Our primary analysis assessed the relationship between depressive symptoms, perceived stress, and psychotropic medication use and subsequent cycle regularity and length. We used the Anderson–Gill data structure to allow for one observation per woman per follow-up cycle. Women contributed up to six separate observations to the analysis, equal to the number of follow-up questionnaires they completed (median =2 follow-up questionnaires, range =1–6). Study outcomes (irregular cycles [yes vs no] and cycle length [categorized as <25, 25–34, and ≥35 days]) were measured during each 2-month follow-up period, based on what was reported in the follow-up questionnaires. The effect of time-varying exposures measured at baseline and follow-up (ie, PSS-10 score and psychotropic medication use) was evaluated only in relation to outcomes on the subsequent questionnaire, approximately 2 months later. For example, for PSS-10 ascertained on the baseline questionnaire, menstrual characteristics were measured on the first follow-up questionnaire; for PSS-10 ascertained on the first follow-up questionnaire, menstrual characteristics were measured on the second follow-up questionnaire, and so on. Exposures measured at baseline only (ie, MDI score) were considered constant during the follow-up period.

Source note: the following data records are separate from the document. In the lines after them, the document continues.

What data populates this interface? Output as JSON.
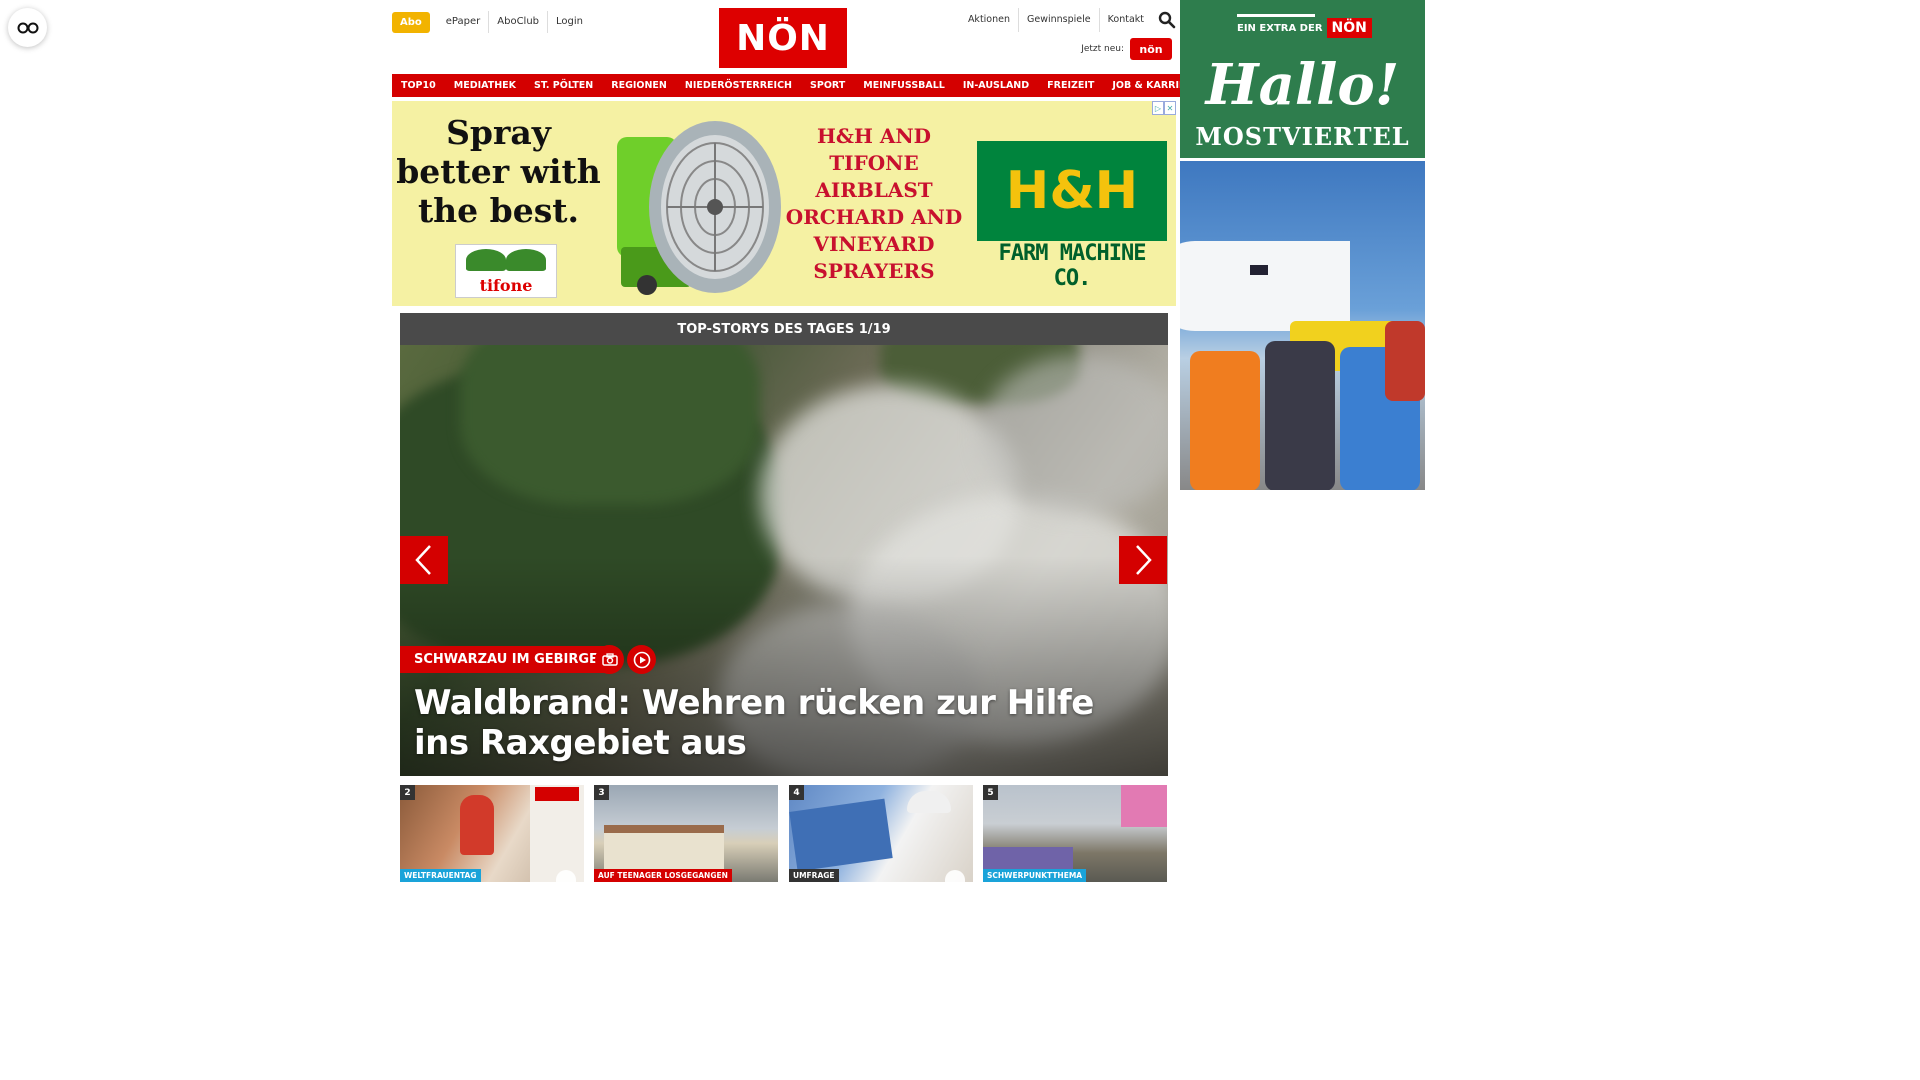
{
  "topbar": {
    "abo_label": "Abo",
    "links": [
      "ePaper",
      "AboClub",
      "Login"
    ]
  },
  "logo": {
    "text": "NÖN"
  },
  "utility_nav": {
    "links": [
      "Aktionen",
      "Gewinnspiele",
      "Kontakt"
    ],
    "jetzt_label": "Jetzt neu:",
    "jetzt_badge": "nön"
  },
  "main_nav": {
    "items": [
      "TOP10",
      "MEDIATHEK",
      "ST. PÖLTEN",
      "REGIONEN",
      "NIEDERÖSTERREICH",
      "SPORT",
      "MEINFUSSBALL",
      "IN-AUSLAND",
      "FREIZEIT",
      "JOB & KARRIERE"
    ]
  },
  "ad_banner": {
    "slogan": "Spray better with the best.",
    "tifone_logo": "tifone",
    "product_text": "H&H AND TIFONE AIRBLAST ORCHARD AND VINEYARD SPRAYERS",
    "brand_mark": "H&H",
    "brand_name": "FARM MACHINE CO."
  },
  "top_stories": {
    "header": "TOP-STORYS DES TAGES 1/19",
    "hero": {
      "kicker": "SCHWARZAU IM GEBIRGE",
      "headline": "Waldbrand: Wehren rücken zur Hilfe ins Raxgebiet aus"
    },
    "thumbnails": [
      {
        "number": "2",
        "tag": "WELTFRAUENTAG",
        "tag_color": "#1aa3d9"
      },
      {
        "number": "3",
        "tag": "AUF TEENAGER LOSGEGANGEN",
        "tag_color": "#d40000"
      },
      {
        "number": "4",
        "tag": "UMFRAGE",
        "tag_color": "#333333"
      },
      {
        "number": "5",
        "tag": "SCHWERPUNKTTHEMA",
        "tag_color": "#1aa3d9"
      }
    ]
  },
  "side_ad": {
    "extra_label": "EIN EXTRA DER",
    "extra_logo": "NÖN",
    "hallo": "Hallo!",
    "region": "MOSTVIERTEL"
  },
  "colors": {
    "brand_red": "#d40000",
    "abo_yellow": "#f2b300",
    "side_ad_green": "#2e7d4d"
  }
}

We used log-binomial regression models to estimate prevalence ratios (PR) and 95% confidence intervals (CI), adjusting for the following covariates: age (<25, 25–29, 30–34, ≥35 years), race/ethnicity (Non-Hispanic white: yes vs no), annual household income (<$50,000, $50,000–$99,999, $100,000–$149,999, ≥$150,000 USD), education (less than college degree, college degree, graduate school), BMI (<25, 25–29, 30–34, ≥35 kg/m2), physical activity (<10, 10–19, 20–39, ≥40 MET-hours/week), cigarette smoking (current regular, current occasional, former, never), alcohol use (0, 1–6, 7–13, ≥14 drinks/week), caffeine intake (<100, 100–199, 200–299, ≥300 mg/day), parity (nulliparous, parous), and last method of contraception (hormonal, barrier, withdrawal/rhythm methods). We used generalized estimating equations with an exchangeable correlation matrix to account for correlation between multiple observations per woman.30 In order to assess the possibility of reverse causation (ie, irregular cycles predicting mental health symptoms as opposed to mental health symptoms predicting irregular cycles), we conducted a sensitivity analysis restricted to women who did not report irregular cycles at baseline (n=2,409) and included their follow-up intervals until the report of irregular cycles. In this analysis, we estimated risk ratios (RR) and 95% CI, adjusting for all of the same covariates.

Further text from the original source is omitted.